Diagnostic Accuracy of H2FPEF and HFA-PEFF Algorithms for Heart Failure with Preserved Ejection Fraction (HFpEF): A Systematic Review and Meta-Analysis
1Department of Clinical Research, University of Jamestown, Fargo, North Dakota, USA
J Clin Pract Res - DOI: 10.14744/cpr.2026.34561

Abstract

Objective: Heart failure with preserved ejection fraction (HFpEF) now accounts for the majority of heart failure cases worldwide, and its prevalence continues to rise. Despite this, diagnosis remains challenging because of substantial patient heterogeneity and the absence of universally accepted diagnostic standards. To address these challenges, the H2FPEF (Heavy, Hypertensive, Atrial Fibrillation, Pulmonary Hypertension, Elderly, and Filling Pressure) and HFA-PEFF (Heart Failure Association–Pre-test Assessment, Echocardiography, and Functional Testing) scoring systems were developed. In this systematic review and meta-analysis, we evaluated the accuracy of these algorithms for identifying HFpEF and their utility in clinical practice.
Materials and Methods: A comprehensive literature search was conducted using PubMed, Embase, the Cochrane Library, and Web of Science to identify studies assessing the diagnostic accuracy of H2FPEF and/or HFA-PEFF in adults with suspected HFpEF. Study quality was appraised using the QUADAS-2 (Quality Assessment of Diagnostic Accuracy Studies–2) tool. Diagnostic metrics were synthesized using bivariate random-effects models. The review adhered to PRISMA (the Preferred Reporting Items for Systematic Reviews and Meta-Analyses) guidelines, and the certainty of evidence was assessed using the GRADE (Grading of Recommendations Assessment, Development and Evaluation) approach.

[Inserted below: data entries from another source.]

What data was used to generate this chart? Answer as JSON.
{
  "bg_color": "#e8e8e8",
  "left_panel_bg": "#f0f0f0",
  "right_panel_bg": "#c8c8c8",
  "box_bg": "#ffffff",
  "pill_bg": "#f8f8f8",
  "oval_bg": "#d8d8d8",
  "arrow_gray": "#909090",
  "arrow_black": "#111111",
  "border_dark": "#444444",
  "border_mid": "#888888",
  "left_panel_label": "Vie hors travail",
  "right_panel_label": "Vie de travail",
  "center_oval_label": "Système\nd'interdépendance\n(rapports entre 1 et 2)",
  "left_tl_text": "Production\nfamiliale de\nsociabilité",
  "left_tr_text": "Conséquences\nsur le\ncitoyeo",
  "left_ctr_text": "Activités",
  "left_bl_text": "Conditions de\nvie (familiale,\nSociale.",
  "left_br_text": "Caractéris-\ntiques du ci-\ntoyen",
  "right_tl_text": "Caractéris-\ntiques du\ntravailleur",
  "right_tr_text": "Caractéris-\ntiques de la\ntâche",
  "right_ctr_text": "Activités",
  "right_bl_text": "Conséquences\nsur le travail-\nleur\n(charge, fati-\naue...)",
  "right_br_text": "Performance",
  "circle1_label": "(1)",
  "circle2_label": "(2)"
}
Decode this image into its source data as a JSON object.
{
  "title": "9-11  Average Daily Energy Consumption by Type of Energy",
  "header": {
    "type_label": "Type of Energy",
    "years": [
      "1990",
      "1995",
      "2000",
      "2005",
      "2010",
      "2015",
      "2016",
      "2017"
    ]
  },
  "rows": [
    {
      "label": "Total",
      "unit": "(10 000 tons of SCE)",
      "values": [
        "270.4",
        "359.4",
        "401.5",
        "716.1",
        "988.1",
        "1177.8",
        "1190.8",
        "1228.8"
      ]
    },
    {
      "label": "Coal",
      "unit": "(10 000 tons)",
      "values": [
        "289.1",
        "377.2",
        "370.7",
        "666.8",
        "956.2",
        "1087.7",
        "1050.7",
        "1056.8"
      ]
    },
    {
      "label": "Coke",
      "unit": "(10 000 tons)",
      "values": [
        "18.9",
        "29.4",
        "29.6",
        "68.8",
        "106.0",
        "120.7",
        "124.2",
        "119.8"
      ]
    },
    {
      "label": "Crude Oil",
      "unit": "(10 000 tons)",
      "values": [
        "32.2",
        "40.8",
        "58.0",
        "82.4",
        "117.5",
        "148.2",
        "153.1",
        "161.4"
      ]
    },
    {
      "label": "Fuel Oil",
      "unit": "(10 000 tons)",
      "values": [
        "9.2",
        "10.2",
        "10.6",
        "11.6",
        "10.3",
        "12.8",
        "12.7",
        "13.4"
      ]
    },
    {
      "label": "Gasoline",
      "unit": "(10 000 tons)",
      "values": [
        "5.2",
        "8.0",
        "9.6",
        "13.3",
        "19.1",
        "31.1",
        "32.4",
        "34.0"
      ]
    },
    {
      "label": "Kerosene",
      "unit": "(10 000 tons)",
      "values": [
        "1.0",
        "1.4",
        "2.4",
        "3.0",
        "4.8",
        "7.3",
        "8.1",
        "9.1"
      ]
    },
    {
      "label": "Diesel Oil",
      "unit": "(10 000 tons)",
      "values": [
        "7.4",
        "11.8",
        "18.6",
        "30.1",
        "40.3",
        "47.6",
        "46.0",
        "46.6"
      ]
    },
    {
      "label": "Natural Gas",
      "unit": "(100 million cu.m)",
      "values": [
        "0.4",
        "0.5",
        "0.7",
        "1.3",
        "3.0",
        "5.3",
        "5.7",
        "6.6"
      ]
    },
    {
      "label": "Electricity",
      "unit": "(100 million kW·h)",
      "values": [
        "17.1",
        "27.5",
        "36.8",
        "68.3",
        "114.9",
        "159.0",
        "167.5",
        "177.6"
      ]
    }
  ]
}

Results: Ten studies met the inclusion criteria, representing diverse patient populations and clinical settings. The H2FPEF algorithm demonstrated a pooled sensitivity of 0.76 (95% confidence interval [CI]: 0.56-0.87) and a specificity of 0.72 (95% CI: 0.59-0.82), with area under the curve (AUC) values ranging from 0.74 to 0.886. For the HFA-PEFF algorithm, pooled sensitivity was 0.70 (95% CI: 0.61-0.78), while specificity was substantially higher at 0.90 (95% CI: 0.85-0.94), with an AUC of 0.90. When both algorithms were applied to the same patient cohorts, 41% of cases yielded discordant diagnostic classifications.
Conclusion: Both scoring systems provide valuable diagnostic insights but exhibit unique strengths and limitations depending on the patient population and clinical context. These tools should be used to complement, rather than replace, comprehensive clinical evaluation. An effective strategy is to use the H2FPEF score as an initial screening tool, followed by the HFA-PEFF algorithm for confirmation; in cases of discordance, further advanced diagnostic testing is recommended.